Taiwanese students who study in China plan to stage a protest at the Ministry of Transportation and Communications in Taipei today for turning down requests from two Chinese airlines for additional flights, making it difficult for them to come home for the Lunar New Year holiday.
The Civil Aeronautics Administration (CAA) last month rejected applications from Xiamen Air and China Eastern Airlines to offer additional flights for the holiday on the grounds that they have been using the northbound M503 flight route — which China unilaterally launched — despite repeated warnings.
Without prior negotiation, air traffic controllers will not know how to guide flights in emergency situations, the CAA said.
The airlines eventually withdrew their applications, saying that they could not keep waiting for approval.
Chiu Rong-li (邱榮利), head of the China-based Taiwan Students Solidarity Headquarters, said the group would protest the difficulties the students experienced when coming home this year in front of the ministry and the Presidential Office Building.
Many Taiwanese who study in China had to rebook their flights, because the government did not approve the requests for additional flights, Chiu said, adding that they could have bought tickets at 3,000 yuan (US$473), but the price has now jumped to between 4,000 yuan and 5,000 yuan.

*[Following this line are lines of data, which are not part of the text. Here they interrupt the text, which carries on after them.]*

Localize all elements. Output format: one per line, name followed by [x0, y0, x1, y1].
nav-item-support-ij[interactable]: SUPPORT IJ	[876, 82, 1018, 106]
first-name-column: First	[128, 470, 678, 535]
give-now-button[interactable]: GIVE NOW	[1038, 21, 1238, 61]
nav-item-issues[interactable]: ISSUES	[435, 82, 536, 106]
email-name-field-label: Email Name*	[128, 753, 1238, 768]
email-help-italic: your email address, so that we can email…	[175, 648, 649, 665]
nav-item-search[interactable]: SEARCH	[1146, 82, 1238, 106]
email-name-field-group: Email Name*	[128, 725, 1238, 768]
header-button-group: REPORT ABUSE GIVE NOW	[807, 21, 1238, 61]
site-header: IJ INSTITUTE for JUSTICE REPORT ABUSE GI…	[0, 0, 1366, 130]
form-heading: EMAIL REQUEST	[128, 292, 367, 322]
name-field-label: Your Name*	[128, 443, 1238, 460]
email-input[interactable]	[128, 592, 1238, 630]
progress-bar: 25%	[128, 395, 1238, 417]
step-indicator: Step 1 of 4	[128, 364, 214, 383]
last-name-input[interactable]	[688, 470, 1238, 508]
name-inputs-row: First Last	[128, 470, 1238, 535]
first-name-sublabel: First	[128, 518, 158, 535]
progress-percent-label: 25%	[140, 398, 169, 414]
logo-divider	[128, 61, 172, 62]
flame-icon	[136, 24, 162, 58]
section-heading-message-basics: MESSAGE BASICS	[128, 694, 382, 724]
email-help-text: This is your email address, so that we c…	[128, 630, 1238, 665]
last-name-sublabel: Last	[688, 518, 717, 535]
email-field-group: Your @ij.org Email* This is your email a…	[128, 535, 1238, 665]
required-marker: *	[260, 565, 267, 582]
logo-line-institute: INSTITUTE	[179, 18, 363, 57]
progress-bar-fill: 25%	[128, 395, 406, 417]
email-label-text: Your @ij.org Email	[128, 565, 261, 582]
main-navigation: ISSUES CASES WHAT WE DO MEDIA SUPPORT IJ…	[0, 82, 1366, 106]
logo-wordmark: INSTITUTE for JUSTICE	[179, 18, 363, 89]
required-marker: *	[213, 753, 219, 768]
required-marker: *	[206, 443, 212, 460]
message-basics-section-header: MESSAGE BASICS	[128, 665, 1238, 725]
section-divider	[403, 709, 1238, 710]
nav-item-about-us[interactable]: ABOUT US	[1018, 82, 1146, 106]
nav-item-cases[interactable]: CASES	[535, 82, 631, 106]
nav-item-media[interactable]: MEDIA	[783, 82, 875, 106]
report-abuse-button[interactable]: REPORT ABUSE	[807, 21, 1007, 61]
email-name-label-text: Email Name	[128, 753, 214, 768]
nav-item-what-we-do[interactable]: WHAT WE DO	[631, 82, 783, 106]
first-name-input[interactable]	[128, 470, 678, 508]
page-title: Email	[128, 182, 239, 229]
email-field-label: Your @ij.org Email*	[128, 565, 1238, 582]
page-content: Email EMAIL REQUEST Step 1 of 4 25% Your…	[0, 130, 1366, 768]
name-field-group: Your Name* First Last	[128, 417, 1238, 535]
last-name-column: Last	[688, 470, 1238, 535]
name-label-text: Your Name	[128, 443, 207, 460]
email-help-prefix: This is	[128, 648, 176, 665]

Some had to buy business-class tickets because they could not find economy-class tickets, while others chose not to return to avoid the trouble, Chiu said.
The students would file claims for compensation from the government, as it caused them to pay extra for tickets, he said.
“The government should no longer use national security as an excuse for their actions,” he said.
In response, the CAA issued a statement saying that the two airlines still have tickets left in the eight Chinese cities that would have added flights: Shanghai, Wuxi, Nanjing and Hefei on China Eastern Airlines, and Xiamen, Fuzhou, Hangzhou and Changsha on Xiamen Air.
“We believe that the students who returned to Taiwan over the past few weeks know perfectly well that there are still empty seats on the weekly scheduled flights to and from these cities, despite the cancelation of the additional flights,” the agency said.
The CAA also said it has been monitoring ticket prices, which have a price cap, and that no Taiwanese carriers have raised prices.
Even though the CAA does not have jurisdiction over Chinese carriers, it also called on them to refrain from raising prices.
“We want to remind them they have pledged on multiple occasions that they would care for Taiwanese businesspeople and students in China, so they should not exploit the chance to reap profits,” it said.
The agency urged people to book tickets before they sell out and said they can call the Straits Exchange Foundation at (02) 2533-7995 for assistance.